5.6 Communicate Your Findings
The best model for predicting crime is the “simple crime model.” It explains the same amount of variance as the other models, has the lowest AIC, and is the most parsimonious (being that it only includes one variable). As a result, the Florida PD should invest more resources in more populated areas.
A limitation of this analysis is that factors which result from large population (such as crowded living conditions or food scarcity) may be at the heart of crime issues.
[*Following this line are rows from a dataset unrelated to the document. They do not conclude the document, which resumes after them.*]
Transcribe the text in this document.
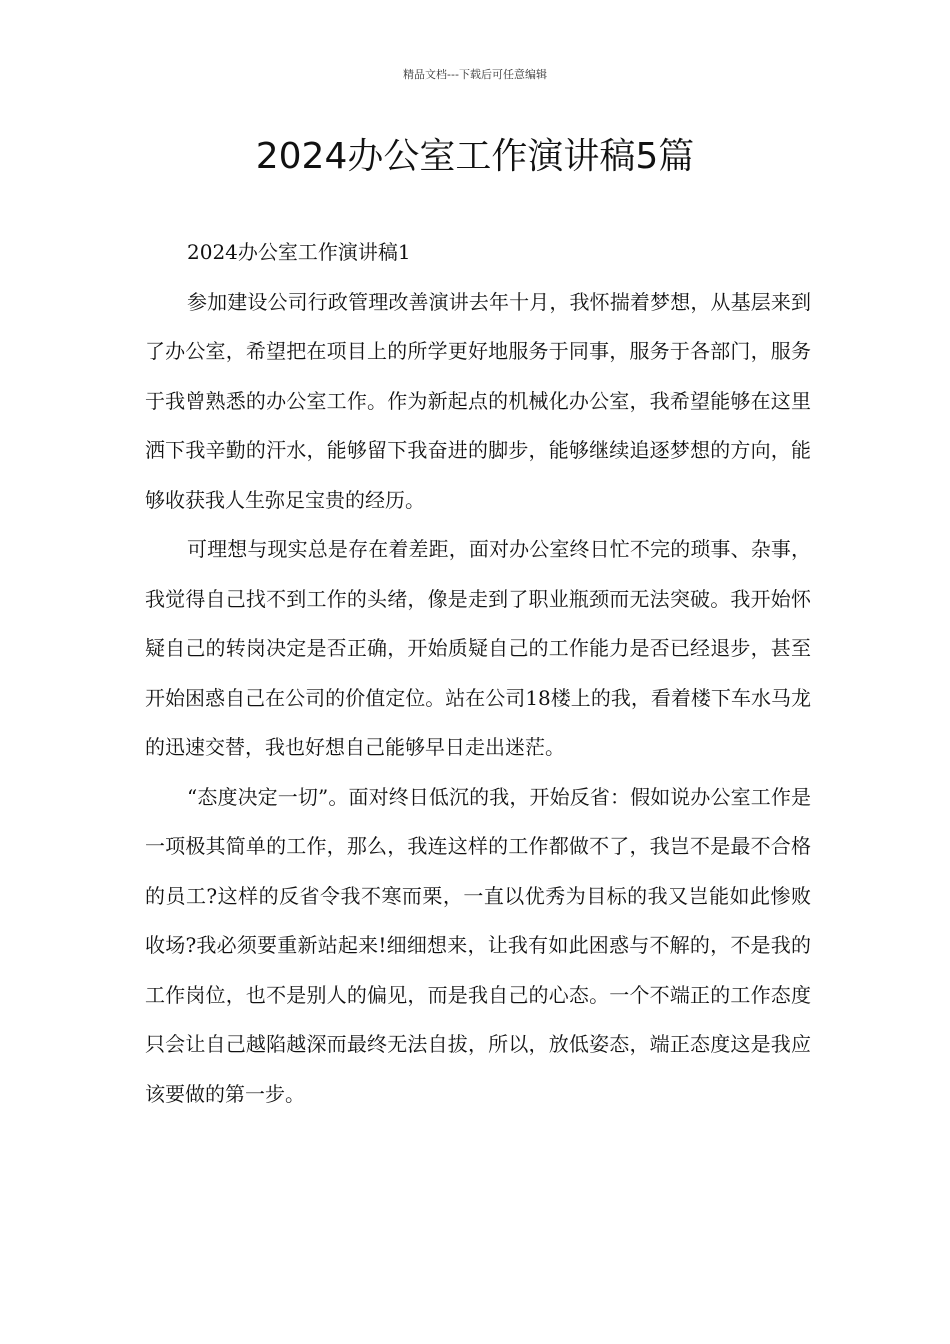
精品文档---下载后可任意编辑
2024办公室工作演讲稿5篇

2024办公室工作演讲稿1

参加建设公司行政管理改善演讲去年十月，我怀揣着梦想，从基层来到了办公室，希望把在项目上的所学更好地服务于同事，服务于各部门，服务于我曾熟悉的办公室工作。作为新起点的机械化办公室，我希望能够在这里洒下我辛勤的汗水，能够留下我奋进的脚步，能够继续追逐梦想的方向，能够收获我人生弥足宝贵的经历。

可理想与现实总是存在着差距，面对办公室终日忙不完的琐事、杂事，我觉得自己找不到工作的头绪，像是走到了职业瓶颈而无法突破。我开始怀疑自己的转岗决定是否正确，开始质疑自己的工作能力是否已经退步，甚至开始困惑自己在公司的价值定位。站在公司18楼上的我，看着楼下车水马龙的迅速交替，我也好想自己能够早日走出迷茫。

“态度决定一切”。面对终日低沉的我，开始反省：假如说办公室工作是一项极其简单的工作，那么，我连这样的工作都做不了，我岂不是最不合格的员工?这样的反省令我不寒而栗，一直以优秀为目标的我又岂能如此惨败收场?我必须要重新站起来!细细想来，让我有如此困惑与不解的，不是我的工作岗位，也不是别人的偏见，而是我自己的心态。一个不端正的工作态度只会让自己越陷越深而最终无法自拔，所以，放低姿态，端正态度这是我应该要做的第一步。
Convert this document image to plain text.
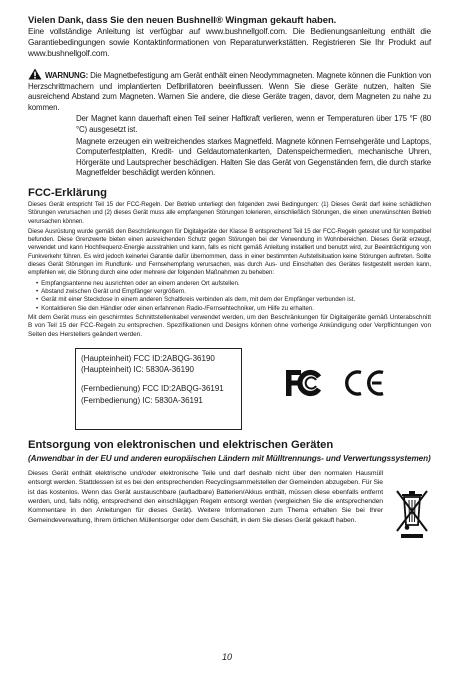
Vielen Dank, dass Sie den neuen Bushnell® Wingman gekauft haben.
Eine vollständige Anleitung ist verfügbar auf www.bushnellgolf.com. Die Bedienungsanleitung enthält die Garantiebedingungen sowie Kontaktinformationen von Reparaturwerkstätten. Registrieren Sie Ihr Produkt auf www.bushnellgolf.com.
WARNUNG: Die Magnetbefestigung am Gerät enthält einen Neodymmagneten. Magnete können die Funktion von Herzschrittmachern und implantierten Defibrillatoren beeinflussen. Wenn Sie diese Geräte nutzen, halten Sie ausreichend Abstand zum Magneten. Warnen Sie andere, die diese Geräte tragen, davor, dem Magneten zu nahe zu kommen.

Der Magnet kann dauerhaft einen Teil seiner Haftkraft verlieren, wenn er Temperaturen über 175 °F (80 °C) ausgesetzt ist.

Magnete erzeugen ein weitreichendes starkes Magnetfeld. Magnete können Fernsehgeräte und Laptops, Computerfestplatten, Kredit- und Geldautomatenkarten, Datenspeichermedien, mechanische Uhren, Hörgeräte und Lautsprecher beschädigen. Halten Sie das Gerät von Gegenständen fern, die durch starke Magnetfelder beschädigt werden können.

FCC-Erklärung

Dieses Gerät entspricht Teil 15 der FCC-Regeln. Der Betrieb unterliegt den folgenden zwei Bedingungen: (1) Dieses Gerät darf keine schädlichen Störungen verursachen und (2) dieses Gerät muss alle empfangenen Störungen tolerieren, einschließlich Störungen, die einen unerwünschten Betrieb verursachen können.

Diese Ausrüstung wurde gemäß den Beschränkungen für Digitalgeräte der Klasse B entsprechend Teil 15 der FCC-Regeln getestet und für kompatibel befunden. Diese Grenzwerte bieten einen ausreichenden Schutz gegen Störungen bei der Verwendung in Wohnbereichen. Dieses Gerät erzeugt, verwendet und kann Hochfrequenz-Energie ausstrahlen und kann, falls es nicht gemäß Anleitung installiert und benutzt wird, zur Beeinträchtigung von Funkverkehr führen. Es wird jedoch keinerlei Garantie dafür übernommen, dass in einer bestimmten Aufstellsituation keine Störungen auftreten. Sollte dieses Gerät Störungen im Rundfunk- und Fernsehempfang verursachen, was durch Aus- und Einschalten des Gerätes festgestellt werden kann, empfehlen wir, die Störung durch eine oder mehrere der folgenden Maßnahmen zu beheben:

• Empfangsantenne neu ausrichten oder an einem anderen Ort aufstellen.
• Abstand zwischen Gerät und Empfänger vergrößern.
• Gerät mit einer Steckdose in einem anderen Schaltkreis verbinden als dem, mit dem der Empfänger verbunden ist.
• Kontaktieren Sie den Händler oder einen erfahrenen Radio-/Fernsehtechniker, um Hilfe zu erhalten.
Mit dem Gerät muss ein geschirmtes Schnittstellenkabel verwendet werden, um den Beschränkungen für Digitalgeräte gemäß Unterabschnitt B von Teil 15 der FCC-Regeln zu entsprechen. Spezifikationen und Designs können ohne vorherige Ankündigung oder Verpflichtungen von Seiten des Herstellers geändert werden.
(Haupteinheit) FCC ID:2ABQG-36190
(Haupteinheit) IC: 5830A-36190
(Fernbedienung) FCC ID:2ABQG-36191
(Fernbedienung) IC: 5830A-36191
Entsorgung von elektronischen und elektrischen Geräten
(Anwendbar in der EU und anderen europäischen Ländern mit Mülltrennungs- und Verwertungssystemen)
Dieses Gerät enthält elektrische und/oder elektronische Teile und darf deshalb nicht über den normalen Hausmüll entsorgt werden. Stattdessen ist es bei den entsprechenden Recyclingsammelstellen der Gemeinden abzugeben. Für Sie ist das kostenlos. Wenn das Gerät austauschbare (aufladbare) Batterien/Akkus enthält, müssen diese ebenfalls entfernt werden, und, falls nötig, entsprechend den einschlägigen Regeln entsorgt werden (vergleichen Sie die entsprechenden Kommentare in den Anleitungen für dieses Gerät). Weitere Informationen zum Thema erhalten Sie bei Ihrer Gemeindeverwaltung, Ihrem örtlichen Müllentsorger oder dem Geschäft, in dem Sie dieses Gerät gekauft haben.
10
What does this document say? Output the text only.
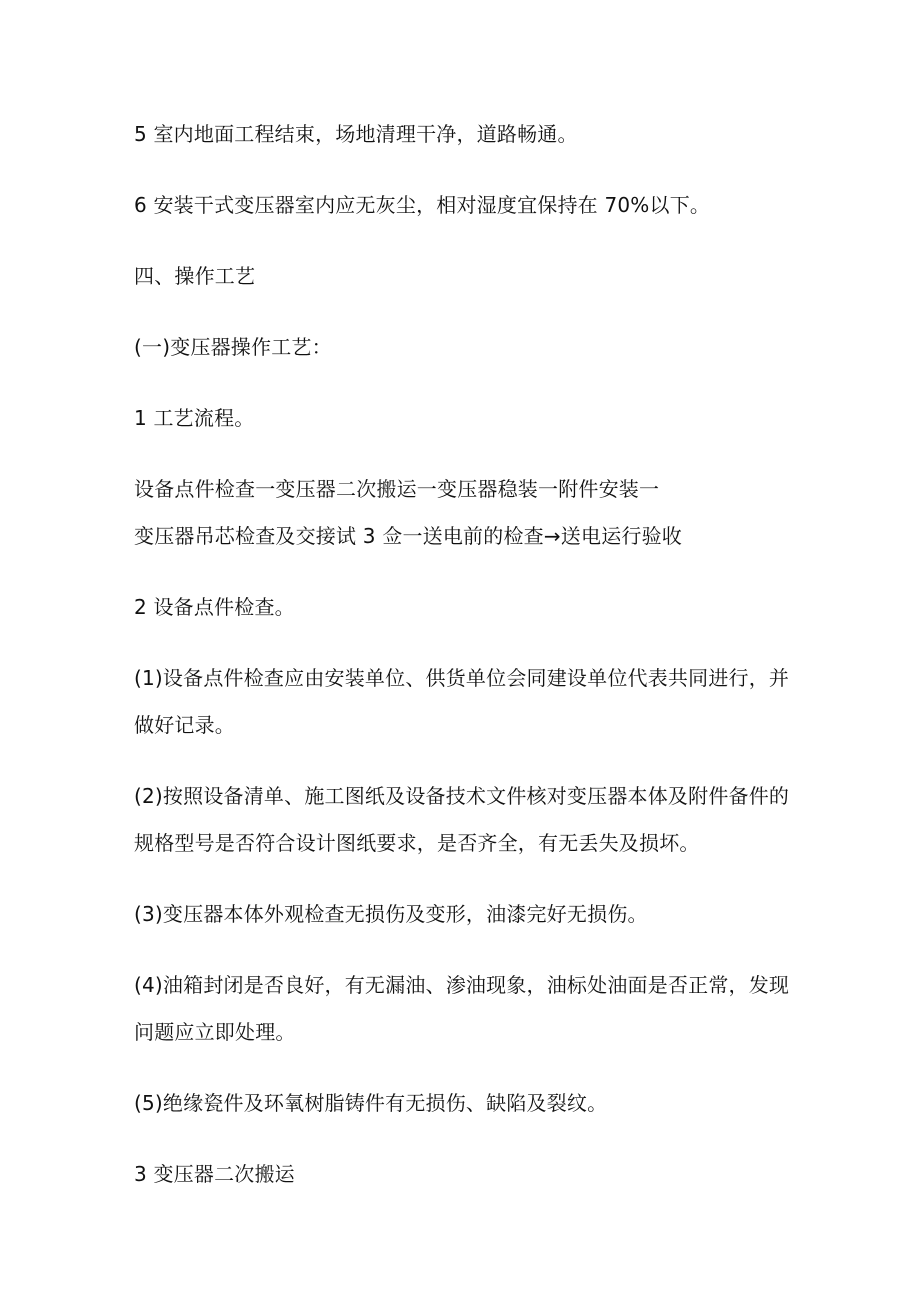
5 室内地面工程结束，场地清理干净，道路畅通。

6 安装干式变压器室内应无灰尘，相对湿度宜保持在 70%以下。

四、操作工艺

(一)变压器操作工艺：

1 工艺流程。

设备点件检查一变压器二次搬运一变压器稳装一附件安装一

变压器吊芯检查及交接试 3 佥一送电前的检查→送电运行验收

2 设备点件检查。

(1)设备点件检查应由安装单位、供货单位会同建设单位代表共同进行，并

做好记录。

(2)按照设备清单、施工图纸及设备技术文件核对变压器本体及附件备件的

规格型号是否符合设计图纸要求，是否齐全，有无丢失及损坏。

(3)变压器本体外观检查无损伤及变形，油漆完好无损伤。

(4)油箱封闭是否良好，有无漏油、渗油现象，油标处油面是否正常，发现

问题应立即处理。

(5)绝缘瓷件及环氧树脂铸件有无损伤、缺陷及裂纹。

3 变压器二次搬运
It may be more effective to address these issues directly than to simply put more resources into more populated areas. If this is the case, the simple crime model is not wrong (per se) — it is merely too broad. A future analysis should explore which variables associated with large population may or may not be at the root of crime.